Buckley’s intellectual stand had won. Facts and argument had given way to an ideology premised on Christianity and the idea of economic individualism. As Movement Conservatives took over the Republican Party, that ideology worked its way deep into our political system. It has given us, for example, a senator claiming words he spoke on the Senate floor were “not intended to be a factual statement.” It has given us “dynamic scoring,” a rule changing the way the nonpartisan Congressional Budget Office estimates the economic impact of tax cuts, to reinforce the idea that cuts fuel economic growth despite the visibly disastrous effects of recent tax cuts on states such as Kansas. And it has given us attempts in Oklahoma, Texas, North Carolina and Colorado to discard the A.P. U.S. History framework and dictate that students learn instead the Movement Conservatives’ skewed version of the nation’s history. Politicians have always spun information to advance their own policies. The practice infuriates partisans but it reflects the Enlightenment idea of progress through reasoned argument. Movement Conservatives’ insistence on their own version of reality, in defiance of facts, is something different altogether.

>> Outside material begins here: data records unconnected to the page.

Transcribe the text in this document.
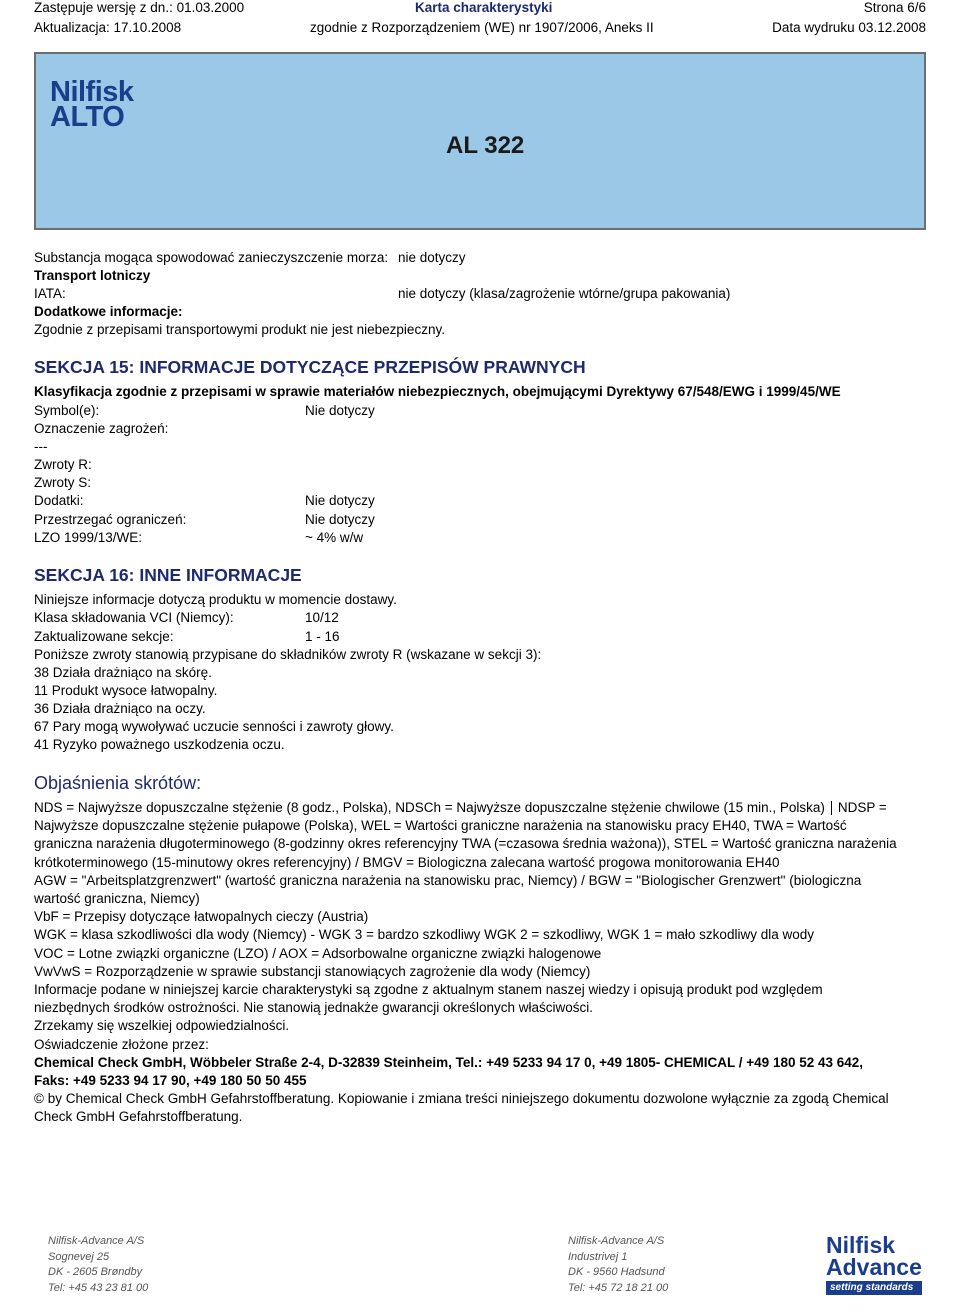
Zastępuje wersję z dn.: 01.03.2000	Karta charakterystyki	Strona 6/6
Aktualizacja: 17.10.2008	zgodnie z Rozporządzeniem (WE) nr 1907/2006, Aneks II	Data wydruku 03.12.2008
Nilfisk
ALTO
AL 322
Substancja mogąca spowodować zanieczyszczenie morza: nie dotyczy
Transport lotniczy
IATA:	nie dotyczy (klasa/zagrożenie wtórne/grupa pakowania)
Dodatkowe informacje:
Zgodnie z przepisami transportowymi produkt nie jest niebezpieczny.
SEKCJA 15: INFORMACJE DOTYCZĄCE PRZEPISÓW PRAWNYCH
Klasyfikacja zgodnie z przepisami w sprawie materiałów niebezpiecznych, obejmującymi Dyrektywy 67/548/EWG i 1999/45/WE
Symbol(e):	Nie dotyczy
Oznaczenie zagrożeń:
---
Zwroty R:
Zwroty S:
Dodatki:	Nie dotyczy
Przestrzegać ograniczeń:	Nie dotyczy
LZO 1999/13/WE:	~ 4% w/w
SEKCJA 16: INNE INFORMACJE
Niniejsze informacje dotyczą produktu w momencie dostawy.
Klasa składowania VCI (Niemcy):	10/12
Zaktualizowane sekcje:	1 - 16
Poniższe zwroty stanowią przypisane do składników zwroty R (wskazane w sekcji 3):
38 Działa drażniąco na skórę.
11 Produkt wysoce łatwopalny.
36 Działa drażniąco na oczy.
67 Pary mogą wywoływać uczucie senności i zawroty głowy.
41 Ryzyko poważnego uszkodzenia oczu.
Objaśnienia skrótów:
NDS = Najwyższe dopuszczalne stężenie (8 godz., Polska), NDSCh = Najwyższe dopuszczalne stężenie chwilowe (15 min., Polska) NDSP = Najwyższe dopuszczalne stężenie pułapowe (Polska), WEL = Wartości graniczne narażenia na stanowisku pracy EH40, TWA = Wartość graniczna narażenia długoterminowego (8-godzinny okres referencyjny TWA (=czasowa średnia ważona)), STEL = Wartość graniczna narażenia krótkoterminowego (15-minutowy okres referencyjny) / BMGV = Biologiczna zalecana wartość progowa monitorowania EH40
AGW = "Arbeitsplatzgrenzwert" (wartość graniczna narażenia na stanowisku prac, Niemcy) / BGW = "Biologischer Grenzwert" (biologiczna wartość graniczna, Niemcy)
VbF = Przepisy dotyczące łatwopalnych cieczy (Austria)
WGK = klasa szkodliwości dla wody (Niemcy) - WGK 3 = bardzo szkodliwy WGK 2 = szkodliwy, WGK 1 = mało szkodliwy dla wody
VOC = Lotne związki organiczne (LZO) / AOX = Adsorbowalne organiczne związki halogenowe
VwVwS = Rozporządzenie w sprawie substancji stanowiących zagrożenie dla wody (Niemcy)
Informacje podane w niniejszej karcie charakterystyki są zgodne z aktualnym stanem naszej wiedzy i opisują produkt pod względem niezbędnych środków ostrożności. Nie stanowią jednakże gwarancji określonych właściwości.
Zrzekamy się wszelkiej odpowiedzialności.
Oświadczenie złożone przez:
Chemical Check GmbH, Wöbbeler Straße 2-4, D-32839 Steinheim, Tel.: +49 5233 94 17 0, +49 1805- CHEMICAL / +49 180 52 43 642, Faks: +49 5233 94 17 90, +49 180 50 50 455
© by Chemical Check GmbH Gefahrstoffberatung. Kopiowanie i zmiana treści niniejszego dokumentu dozwolone wyłącznie za zgodą Chemical Check GmbH Gefahrstoffberatung.
Nilfisk-Advance A/S
Sognevej 25
DK - 2605 Brøndby
Tel: +45 43 23 81 00
Nilfisk-Advance A/S
Industrivej 1
DK - 9560 Hadsund
Tel: +45 72 18 21 00
Nilfisk
Advance
setting standards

When Governor Walker replaced “the search for truth” with “meet the state’s workforce needs” in the charge to the University of Wisconsin, he did not make an error. He was articulating the principle that has driven Movement Conservatives since their earliest days: Facts and arguments can only lead Americans toward a government that regulates business and supports working Americans, and they must be squelched. The search for truth must be replaced by an ideology that preserves Christianity and big-business individualism. Religion and freedom for mega-business, Movement Conservatives insist, is what America is all about.


By Heather Cox Richardson

Heather Cox Richardson is the author of "To Make Men Free: A History of the Republican Party," amongst several other books, and a professor of history at Boston College.